Over the last century, the people of developed nations have collectively taken most of the steps down the path to this situation. Individual farmers opted for successive waves of new technology, happily "trading in their horses for a tractor", increasing their debt and their production capacity. This in turn required larger, more distant markets, and heavier and more complex financing. The public willingly purchased increasingly commodified, processed, shipped and relatively inexpensive food. And so forth.

It is arguable whether any sort of "idyllic" life existed for most of the millions of family farms that have disappeared in recent decades. At the beginning of 20th century, one farmer in North America was producing on average food for only two to three people, in other words, enough to feed his family. The farming life was hard. Currently, that ratio is somewhere around 1:100 (estimates range from 1:70 to 1:130). A likely conclusion is that for a time in the middle decades of the last century, a large number of farms achieved a temporarily comfortable position by capitalizing on rapidly emerging new technologies, markets, and growth-oriented philosophies. As growth and "production efficiency" kept increasing, this position began to reverse noticeably, at least by the 1970s.

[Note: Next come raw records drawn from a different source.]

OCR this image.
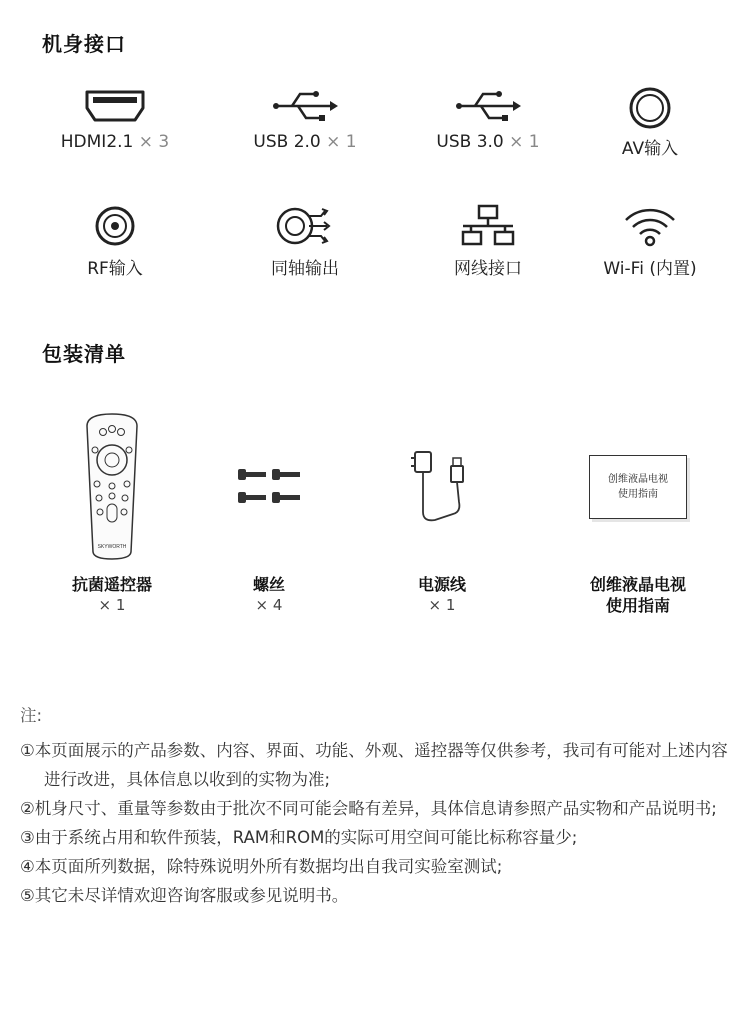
机身接口
HDMI2.1 × 3	USB 2.0 × 1	USB 3.0 × 1	AV输入
RF输入	同轴输出	网线接口	Wi-Fi (内置)
包装清单
SKYWORTH
抗菌遥控器
× 1
螺丝
× 4
电源线
× 1
创维液晶电视
使用指南
创维液晶电视
使用指南
注:
①本页面展示的产品参数、内容、界面、功能、外观、遥控器等仅供参考，我司有可能对上述内容进行改进，具体信息以收到的实物为准;
②机身尺寸、重量等参数由于批次不同可能会略有差异，具体信息请参照产品实物和产品说明书;
③由于系统占用和软件预装，RAM和ROM的实际可用空间可能比标称容量少;
④本页面所列数据，除特殊说明外所有数据均出自我司实验室测试;
⑤其它未尽详情欢迎咨询客服或参见说明书。
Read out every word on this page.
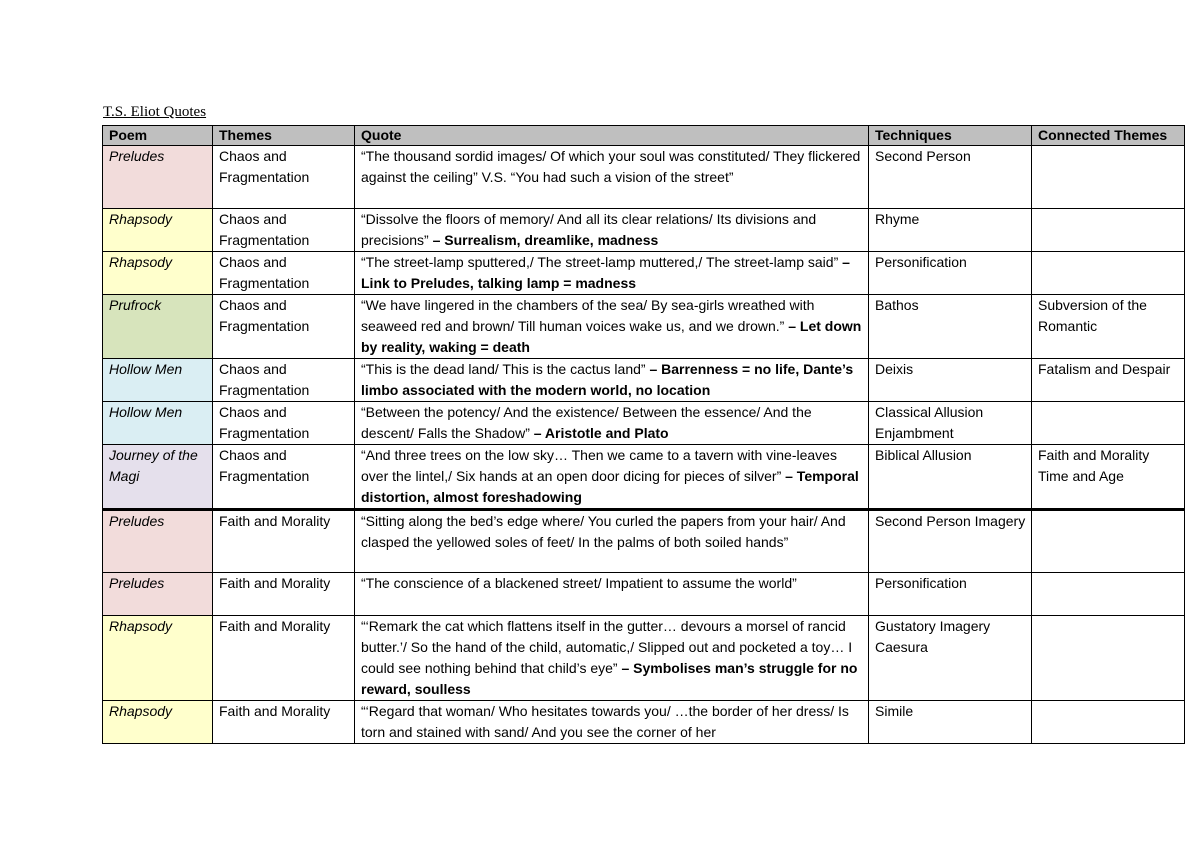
T.S. Eliot Quotes
Poem	Themes	Quote	Techniques	Connected Themes
Preludes	Chaos and Fragmentation	“The thousand sordid images/ Of which your soul was constituted/ They flickered against the ceiling” V.S. “You had such a vision of the street”	Second Person	
Rhapsody	Chaos and Fragmentation	“Dissolve the floors of memory/ And all its clear relations/ Its divisions and precisions” – Surrealism, dreamlike, madness	Rhyme	
Rhapsody	Chaos and Fragmentation	“The street-lamp sputtered,/ The street-lamp muttered,/ The street-lamp said” – Link to Preludes, talking lamp = madness	Personification	
Prufrock	Chaos and Fragmentation	“We have lingered in the chambers of the sea/ By sea-girls wreathed with seaweed red and brown/ Till human voices wake us, and we drown.” – Let down by reality, waking = death	Bathos	Subversion of the Romantic
Hollow Men	Chaos and Fragmentation	“This is the dead land/ This is the cactus land” – Barrenness = no life, Dante’s limbo associated with the modern world, no location	Deixis	Fatalism and Despair
Hollow Men	Chaos and Fragmentation	“Between the potency/ And the existence/ Between the essence/ And the descent/ Falls the Shadow” – Aristotle and Plato	Classical Allusion Enjambment	
Journey of the Magi	Chaos and Fragmentation	“And three trees on the low sky… Then we came to a tavern with vine-leaves over the lintel,/ Six hands at an open door dicing for pieces of silver” – Temporal distortion, almost foreshadowing	Biblical Allusion	Faith and Morality Time and Age
Preludes	Faith and Morality	“Sitting along the bed’s edge where/ You curled the papers from your hair/ And clasped the yellowed soles of feet/ In the palms of both soiled hands”	Second Person Imagery	
Preludes	Faith and Morality	“The conscience of a blackened street/ Impatient to assume the world”	Personification	
Rhapsody	Faith and Morality	“‘Remark the cat which flattens itself in the gutter… devours a morsel of rancid butter.’/ So the hand of the child, automatic,/ Slipped out and pocketed a toy… I could see nothing behind that child’s eye” – Symbolises man’s struggle for no reward, soulless	Gustatory Imagery Caesura	
Rhapsody	Faith and Morality	“‘Regard that woman/ Who hesitates towards you/ …the border of her dress/ Is torn and stained with sand/ And you see the corner of her	Simile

In the current situation, for the independent "family farmer" to regain any sort of practical economic independence, it would seem necessary that the entire food industry be restructured. Furthermore, given the extreme number of defunct family farms, it is not so much a matter of saving or preserving the family farm (whatever it was, it is effectively already gone), but of using the remaining knowledge, expertise and farms as the framework for the "new family farm".